Dessa crónica publicada no Semanário de Felgueiras, eis aqui, de seguida, o recorte da respetiva coluna incluída na página 12 da edição impressa do SF desta sexta-feira 21 de Dezembro.

(Clicar sobre este recorte digitalizado, para ampliar e ler) 

Do mesmo, para mais fácil leitura, colocamos o texto revertido conforme o original datilografado: 

Presépio de Natal 

Aí está a chegar o Natal, em mais um tempo de interiorização, no regresso à idade de sonhos da nossa meninice, como afinal deixamos nossos pensamentos voar e pousar como pomba sobre ramo, da árvore que nossa alma mantém viçosa. Uma época de apego a símbolos, quando deixamos fluir os mais belos sentimentos, porque a vida deve ser mesmo vivida. 

Há sempre lembranças e saudades de tempos antigos, quando o Natal era mais apreciado em todo o seu esplendor, nas recordações de cada um. Numa época em que, por exemplo, nos sítios das andanças do autor, havia sempre um presépio montado em cada loja comercial da Longra, por exemplo, assim como em muitas habitações, indo nós, nas rodas de amigos de passatempos, em visitas como quem passa por capelinhas, ver e comparar os presépios que se viam então nesses e outros estabelecimentos públicos, bem como nas casas de alguns colegas, cotejando a disposição do musgo, o papel sarapintado a imitar pedras, as imagens se eram mais ou menos bonitas e perfeitas, as pequenas velas presas aos ramos por molas de ferro ou as lâmpadas que começavam a revezar tais luzes tradicionais…. Enfim, num sem número de pormenores que eram maiores a nossos olhos, num encanto que o Natal transmite. 

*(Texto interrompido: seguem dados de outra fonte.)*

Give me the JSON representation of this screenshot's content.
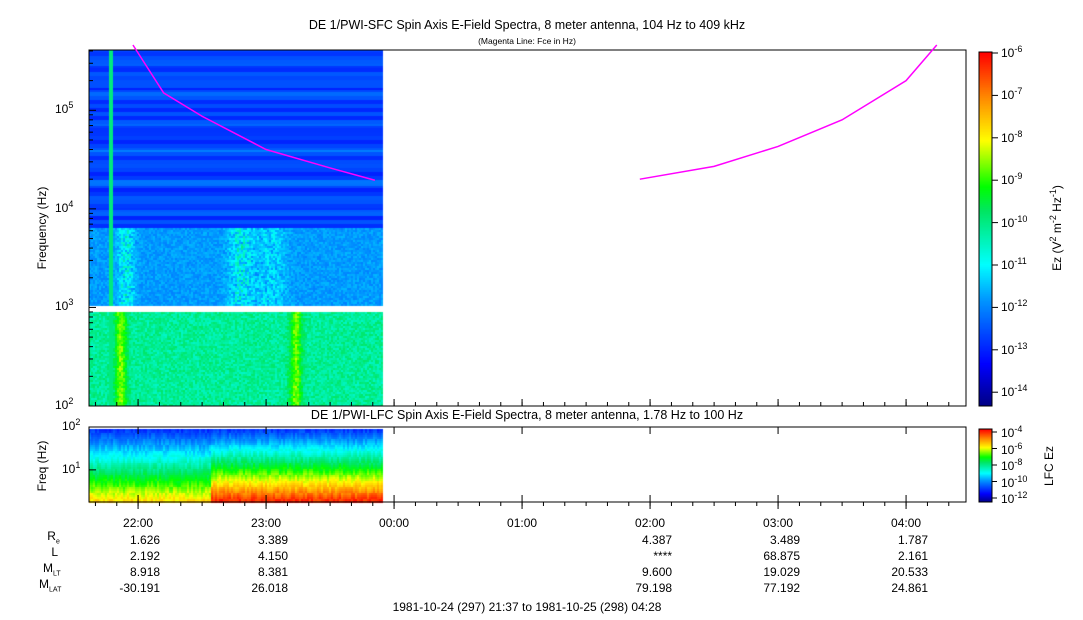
{
  "chart_data": [
    {
      "type": "heatmap",
      "title": "DE 1/PWI-SFC  Spin Axis E-Field Spectra, 8 meter antenna, 104 Hz to 409 kHz",
      "subtitle": "(Magenta Line: Fce in Hz)",
      "ylabel": "Frequency (Hz)",
      "yscale": "log",
      "ylim": [
        100,
        409000
      ],
      "yticks": [
        {
          "v": 100,
          "e": "2"
        },
        {
          "v": 1000,
          "e": "3"
        },
        {
          "v": 10000,
          "e": "4"
        },
        {
          "v": 100000,
          "e": "5"
        }
      ],
      "xlim_hours": [
        21.617,
        28.467
      ],
      "data_end_hour": 23.9,
      "colorbar": {
        "label_main": "Ez (V",
        "sup1": "2",
        "mid": " m",
        "sup2": "-2",
        "mid2": " Hz",
        "sup3": "-1",
        "end": ")",
        "log_range": [
          -14.4,
          -6
        ],
        "ticks": [
          "-6",
          "-7",
          "-8",
          "-9",
          "-10",
          "-11",
          "-12",
          "-13",
          "-14"
        ]
      },
      "fce_line": {
        "color": "#ff00ff",
        "points_hour_hz": [
          [
            21.96,
            460000
          ],
          [
            22.2,
            150000
          ],
          [
            22.5,
            87000
          ],
          [
            23.0,
            40000
          ],
          [
            23.5,
            26000
          ],
          [
            23.85,
            19500
          ],
          [
            25.92,
            20000
          ],
          [
            26.5,
            27000
          ],
          [
            27.0,
            43000
          ],
          [
            27.5,
            80000
          ],
          [
            28.0,
            200000
          ],
          [
            28.24,
            460000
          ]
        ]
      }
    },
    {
      "type": "heatmap",
      "title": "DE 1/PWI-LFC  Spin Axis E-Field Spectra, 8 meter antenna, 1.78 Hz to 100 Hz",
      "ylabel": "Freq (Hz)",
      "yscale": "log",
      "ylim": [
        1.78,
        100
      ],
      "yticks": [
        {
          "v": 10,
          "e": "1"
        },
        {
          "v": 100,
          "e": "2"
        }
      ],
      "colorbar": {
        "label": "LFC Ez",
        "log_range": [
          -12.3,
          -3.7
        ],
        "ticks": [
          "-4",
          "-6",
          "-8",
          "-10",
          "-12"
        ]
      }
    }
  ],
  "xaxis": {
    "ticks": [
      "22:00",
      "23:00",
      "00:00",
      "01:00",
      "02:00",
      "03:00",
      "04:00"
    ],
    "rows": [
      {
        "label": "R",
        "sub": "e",
        "values": [
          "1.626",
          "3.389",
          "",
          "",
          "4.387",
          "3.489",
          "1.787"
        ]
      },
      {
        "label": "L",
        "sub": "",
        "values": [
          "2.192",
          "4.150",
          "",
          "",
          "****",
          "68.875",
          "2.161"
        ]
      },
      {
        "label": "M",
        "sub": "LT",
        "values": [
          "8.918",
          "8.381",
          "",
          "",
          "9.600",
          "19.029",
          "20.533"
        ]
      },
      {
        "label": "M",
        "sub": "LAT",
        "values": [
          "-30.191",
          "26.018",
          "",
          "",
          "79.198",
          "77.192",
          "24.861"
        ]
      }
    ],
    "range_label": "1981-10-24 (297) 21:37 to 1981-10-25 (298) 04:28"
  }
}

Na vida dos povos sempre ocasiões houve mais propícias a manifestações do chamado divino, na maneira de sentir e viver, sendo a quadra natalícia um encontro atrativo. A pontos do próprio rifoneiro tradicional ter traçado o Natal como meta em diversos aspetos, a começar no enquadramento e previsão meteorológica. Tal foi sendo valorizado na sabedoria popular, que “dos Santos ao Natal (o crescimento do dia) é um salto de pardal”, enquanto em meteorologia “dos santos ao Natal é inverno natural”, quão “dos santos ao Natal ou bem chover ou bem nevar”, e por aí adiante ficou apontado em ditados populares. Tal como noutros sentidos representa um lugar referencial. 

Na importância que acaba por se atribuir a esta quadra e suas representações, há efetivamente um carisma especial por quanto possui caraterísticas únicas, mercê dos laços da tradição. No calor humano sentido, afinal de contas, em tal festa da família por excelência e tudo o que o se relaciona à envolvência, pese as alterações que vão surgindo nas transformações do tempo, mas contudo com alguma fidelidade a tradições provindas de eras antepassadas. De quanto sobressai ainda na vivência do calendário em terras do interior nortenho. É a ceia da consoada natalícia, momento magnífico da convivência familiar, a missa do galo, nas paróquias onde ainda tem lugar, mais a cerimónia do Beija-Menino nas missas da noite e do dia, e tudo o mais, sem olvidar a sentida evocação dos ausentes, como acaba sempre por aflorar nas conversas de recordação… Ah, e o efeito do repique dos sinos, o reflexo das luzes que cintilam na árvore e mesmo em torno do presépio...


Ora o presépio, hoje já arredio de muitas casas e mais sítios, foi em tempos uma presença tradicional muito significativa. Construído dos mais variados feitios e gostos, levanta-se na figuração da lapa de Belém, como ilustração da natividade daquele Menino nascido no oriente, num humilde estábulo, segundo a tradição antiga. E adorado desde logo por todos os que tiveram conhecimento de tal facto divino, quando aconteceu há cerca de dois milénios nos arredores daquela Belém da Judeia que há muito é falada nas igrejas através das sagradas escrituras. Presépio que extravasa o musgo que exemplifica a natureza ambiental, sobreposto por ornamentações, quais arremedos de morros, caminhos e rudes construções, ao sabor da inspiração e engenho pessoal da feição respetiva, sem descurar gostos etnográficos e ar plebeu, na religiosidade tradicional. Pois o presépio encadeia, afinal, um quadro temático de horizonte emblemático, encerrando algo da sensibilidade natural, de quanto o nascimento de Cristo detém lirismo peculiar, na necessidade humana de amplitude e transfiguração. Sendo o presépio como que o coração poeta do povo a embalar os mais íntimos desejos.